Aus den E-Mails geht auch hervor, dass sich im Juli 2009 einer der Beamten des US-Außenministeriums mit den hochrangigen Hamas-Figuren Mahmoud Al-Zahar und Bassem Naim zu einem Gespräch in der Schweiz traf, an dem auch der US-Botschafter bei den Vereinten Nationen, Thomas Pickering, teilnahm. Am Ende des Treffens gab Naim seiner Hoffnung Ausdruck, dass dies der Beginn der Korrektur des Unrechts sei, das in den drei Jahren vor dem Treffen geherrscht hatte.

Aus einer anderen E-Mail geht hervor, dass Saud bin Faisal, der frühere saudische Außenminister, den Telefonhörer während eines Gesprächs mit Clinton aufgelegt hat, als sie ihn 2011 aufforderte, keine Truppen nach Bahrain zu schicken. Es sei darauf hingewiesen, dass die Saudis jedoch trotzdem eingriffen, um das bahrainische Regime vor einem sogenannten Volksaufstand zu retten, der von schiitischen Organisationen inspiriert wurde, die mit dem iranischen Regime in Verbindung stehen.

Es gibt Artikel in den arabischen Medien, die besagen, dass die E-Mails ein weiterer Beweis für die Unbeständigkeit und mangelnde Unterstützung der arabischen Regime durch die Obama-Administration sind, neben der nicht nachvollziehbaren Unterstützung extremistischer Bewegungen und des politischen Islam.

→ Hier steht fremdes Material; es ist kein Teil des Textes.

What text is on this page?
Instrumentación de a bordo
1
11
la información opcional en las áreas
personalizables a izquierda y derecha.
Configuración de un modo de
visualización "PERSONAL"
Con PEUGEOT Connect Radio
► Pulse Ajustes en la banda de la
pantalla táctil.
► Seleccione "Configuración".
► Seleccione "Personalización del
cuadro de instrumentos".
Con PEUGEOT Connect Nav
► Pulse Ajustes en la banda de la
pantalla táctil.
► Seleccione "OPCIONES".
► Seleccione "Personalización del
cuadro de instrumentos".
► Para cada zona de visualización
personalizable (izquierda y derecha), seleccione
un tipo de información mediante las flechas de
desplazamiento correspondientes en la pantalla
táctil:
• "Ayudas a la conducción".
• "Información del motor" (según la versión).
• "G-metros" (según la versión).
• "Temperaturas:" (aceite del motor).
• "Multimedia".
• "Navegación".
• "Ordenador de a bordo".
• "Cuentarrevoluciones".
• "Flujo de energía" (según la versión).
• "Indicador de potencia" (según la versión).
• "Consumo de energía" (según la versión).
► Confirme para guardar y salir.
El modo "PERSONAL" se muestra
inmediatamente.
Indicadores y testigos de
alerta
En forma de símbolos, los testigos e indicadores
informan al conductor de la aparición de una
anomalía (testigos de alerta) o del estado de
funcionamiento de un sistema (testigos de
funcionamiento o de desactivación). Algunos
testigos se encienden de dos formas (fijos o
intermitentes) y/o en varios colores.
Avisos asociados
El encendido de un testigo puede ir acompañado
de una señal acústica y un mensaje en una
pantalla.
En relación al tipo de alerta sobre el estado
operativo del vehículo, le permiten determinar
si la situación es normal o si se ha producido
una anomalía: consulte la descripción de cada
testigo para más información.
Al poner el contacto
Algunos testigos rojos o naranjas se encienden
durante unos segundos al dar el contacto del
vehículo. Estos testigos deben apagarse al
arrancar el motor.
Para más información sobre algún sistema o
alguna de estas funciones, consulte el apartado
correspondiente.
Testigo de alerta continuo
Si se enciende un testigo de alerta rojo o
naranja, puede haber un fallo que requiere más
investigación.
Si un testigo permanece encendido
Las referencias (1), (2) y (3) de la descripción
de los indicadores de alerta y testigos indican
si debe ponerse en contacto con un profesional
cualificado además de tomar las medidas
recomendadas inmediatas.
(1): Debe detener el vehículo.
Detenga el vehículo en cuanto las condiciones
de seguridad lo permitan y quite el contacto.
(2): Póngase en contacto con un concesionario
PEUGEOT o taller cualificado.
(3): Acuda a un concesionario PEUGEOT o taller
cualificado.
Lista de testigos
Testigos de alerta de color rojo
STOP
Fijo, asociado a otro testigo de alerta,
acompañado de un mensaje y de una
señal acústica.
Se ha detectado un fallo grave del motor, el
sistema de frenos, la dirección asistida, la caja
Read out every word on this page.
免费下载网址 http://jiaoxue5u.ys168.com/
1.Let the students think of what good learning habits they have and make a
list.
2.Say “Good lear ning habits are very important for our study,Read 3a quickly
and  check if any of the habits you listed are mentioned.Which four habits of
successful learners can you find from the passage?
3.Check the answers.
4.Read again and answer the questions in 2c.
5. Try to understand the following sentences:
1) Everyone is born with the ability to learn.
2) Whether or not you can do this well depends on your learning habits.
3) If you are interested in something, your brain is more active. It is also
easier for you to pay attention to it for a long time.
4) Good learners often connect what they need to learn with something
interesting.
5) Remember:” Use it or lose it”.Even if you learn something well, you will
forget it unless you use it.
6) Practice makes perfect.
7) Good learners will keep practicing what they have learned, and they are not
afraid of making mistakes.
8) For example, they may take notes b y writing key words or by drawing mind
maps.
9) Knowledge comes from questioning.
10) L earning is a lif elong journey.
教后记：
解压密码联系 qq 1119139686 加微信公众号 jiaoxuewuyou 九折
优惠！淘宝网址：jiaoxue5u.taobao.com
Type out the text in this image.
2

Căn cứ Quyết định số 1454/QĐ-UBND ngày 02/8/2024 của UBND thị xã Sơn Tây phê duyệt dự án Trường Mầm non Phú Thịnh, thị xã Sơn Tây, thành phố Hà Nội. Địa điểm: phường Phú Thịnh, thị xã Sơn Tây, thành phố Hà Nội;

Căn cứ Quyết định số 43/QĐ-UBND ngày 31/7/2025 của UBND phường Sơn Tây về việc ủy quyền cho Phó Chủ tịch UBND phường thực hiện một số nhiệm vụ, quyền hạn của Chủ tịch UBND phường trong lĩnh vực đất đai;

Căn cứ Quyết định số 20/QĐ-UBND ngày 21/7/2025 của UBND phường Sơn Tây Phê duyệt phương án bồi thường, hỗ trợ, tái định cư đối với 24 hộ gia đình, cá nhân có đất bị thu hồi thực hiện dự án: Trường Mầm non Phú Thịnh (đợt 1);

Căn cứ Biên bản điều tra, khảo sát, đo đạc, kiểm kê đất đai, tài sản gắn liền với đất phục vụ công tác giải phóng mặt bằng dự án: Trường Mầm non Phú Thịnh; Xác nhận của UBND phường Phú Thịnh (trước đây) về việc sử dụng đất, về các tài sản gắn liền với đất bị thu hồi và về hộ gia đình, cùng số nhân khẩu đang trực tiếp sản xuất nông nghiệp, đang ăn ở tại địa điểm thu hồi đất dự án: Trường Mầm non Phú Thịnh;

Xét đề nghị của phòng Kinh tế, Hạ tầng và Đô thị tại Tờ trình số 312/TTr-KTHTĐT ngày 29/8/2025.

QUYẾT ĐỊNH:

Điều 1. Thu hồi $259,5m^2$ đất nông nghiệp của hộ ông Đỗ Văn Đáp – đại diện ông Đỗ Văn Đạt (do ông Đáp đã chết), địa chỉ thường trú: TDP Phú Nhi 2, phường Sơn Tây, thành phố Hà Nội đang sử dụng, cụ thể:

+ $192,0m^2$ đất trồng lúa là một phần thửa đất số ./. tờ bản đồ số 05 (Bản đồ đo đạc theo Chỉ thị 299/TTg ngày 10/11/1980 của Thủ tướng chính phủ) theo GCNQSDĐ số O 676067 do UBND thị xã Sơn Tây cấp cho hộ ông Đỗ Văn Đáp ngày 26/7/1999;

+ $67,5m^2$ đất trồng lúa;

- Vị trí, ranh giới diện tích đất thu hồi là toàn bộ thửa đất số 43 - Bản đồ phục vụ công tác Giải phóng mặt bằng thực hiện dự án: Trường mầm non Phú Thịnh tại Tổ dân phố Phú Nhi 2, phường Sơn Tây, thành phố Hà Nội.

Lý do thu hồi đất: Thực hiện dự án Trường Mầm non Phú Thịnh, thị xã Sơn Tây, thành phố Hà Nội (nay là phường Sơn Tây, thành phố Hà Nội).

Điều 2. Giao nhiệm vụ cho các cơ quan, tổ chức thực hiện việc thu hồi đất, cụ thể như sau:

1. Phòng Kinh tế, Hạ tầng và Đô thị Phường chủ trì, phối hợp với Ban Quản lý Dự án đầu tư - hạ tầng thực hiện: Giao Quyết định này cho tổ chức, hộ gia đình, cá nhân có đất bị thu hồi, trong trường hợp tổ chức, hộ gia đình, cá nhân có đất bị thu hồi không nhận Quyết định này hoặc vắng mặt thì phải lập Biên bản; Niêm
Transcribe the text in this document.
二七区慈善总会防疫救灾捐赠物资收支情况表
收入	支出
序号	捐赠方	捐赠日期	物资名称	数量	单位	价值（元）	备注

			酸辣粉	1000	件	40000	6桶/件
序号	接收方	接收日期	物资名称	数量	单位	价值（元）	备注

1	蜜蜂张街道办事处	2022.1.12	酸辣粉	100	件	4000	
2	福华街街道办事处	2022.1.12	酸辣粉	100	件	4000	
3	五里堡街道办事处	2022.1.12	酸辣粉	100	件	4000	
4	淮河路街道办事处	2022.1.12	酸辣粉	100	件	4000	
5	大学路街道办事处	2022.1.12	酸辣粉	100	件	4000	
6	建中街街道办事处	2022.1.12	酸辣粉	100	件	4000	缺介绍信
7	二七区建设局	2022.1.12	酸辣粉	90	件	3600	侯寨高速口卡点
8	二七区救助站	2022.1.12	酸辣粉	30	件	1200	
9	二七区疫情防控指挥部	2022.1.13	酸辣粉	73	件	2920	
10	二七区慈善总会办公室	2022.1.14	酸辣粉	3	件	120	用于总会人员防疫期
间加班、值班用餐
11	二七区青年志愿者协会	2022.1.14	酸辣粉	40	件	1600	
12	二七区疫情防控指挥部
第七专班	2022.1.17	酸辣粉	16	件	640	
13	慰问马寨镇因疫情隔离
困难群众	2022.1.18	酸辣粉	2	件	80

Andere Artikel in den arabischen Medien greifen den US-Präsidentschaftskandidaten Joe Biden an und behaupten, dass er “zu demselben verfaulten Baum gehört” und dass die Welt, wenn er gewinnt, weitaus schwerwiegendere Ereignisse erleben wird als die Ereignisse des Jahres 2011 und des arabischen Frühlings, die die Obama-Administration als spontane Volksaufstände propagiert hat.

weiterhin wird in arabischen Medien behauptet, dass die E-Mail-Affäre Obamas destruktive Rolle und die Tiefe seiner Verbindungen zu Katar und der Muslimbruderschaft sowie die Unterstützung Al Jazeeras bei diesen Bemühungen entlarvt.

Die verschiedenen Zeugenaussagen deuten darauf hin, dass Clinton die Fäden des sogenannten arabischen Frühlings gezogen hat, obwohl sie wusste, dass es sich nicht um ein spontanes Ereignis handelte, und auch durch den Investitionsfonds dazu beitrug, sie zu fördern.

“Dies ist ein Zeugnis für Obamas dunkles Kapitel”, so heißt es in einem der arabischen Artikel, “ein Zeugnis der amerikanischen Unterstützung für den politischen Islam und das Chaos”.

Ein weiterer Artikel stellt fest, dass Biden damals gegen die Ermordung Bin Ladens war.

Die Clinton-E-Mail-Affäre stand im Mittelpunkt der Wahlen 2016 in den USA und half Donald Trump, seine Rivalin als korrupt und ungeeignet für das Amt darzustellen.

Seitdem hat Trump das Thema wieder aufgeworfen und gefordert, dass die E-Mails veröffentlicht werden. Trump drückte seine Frustration darüber aus, dass der derzeitige Außenminister Mike Pompeo es bisher versäumt hat, einige der geheimen E-Mails freizugeben, und äußerte seine Unzufriedenheit mit ihm, was Pompeo dazu veranlasste, die Offenlegung der E-Mails zu versprechen.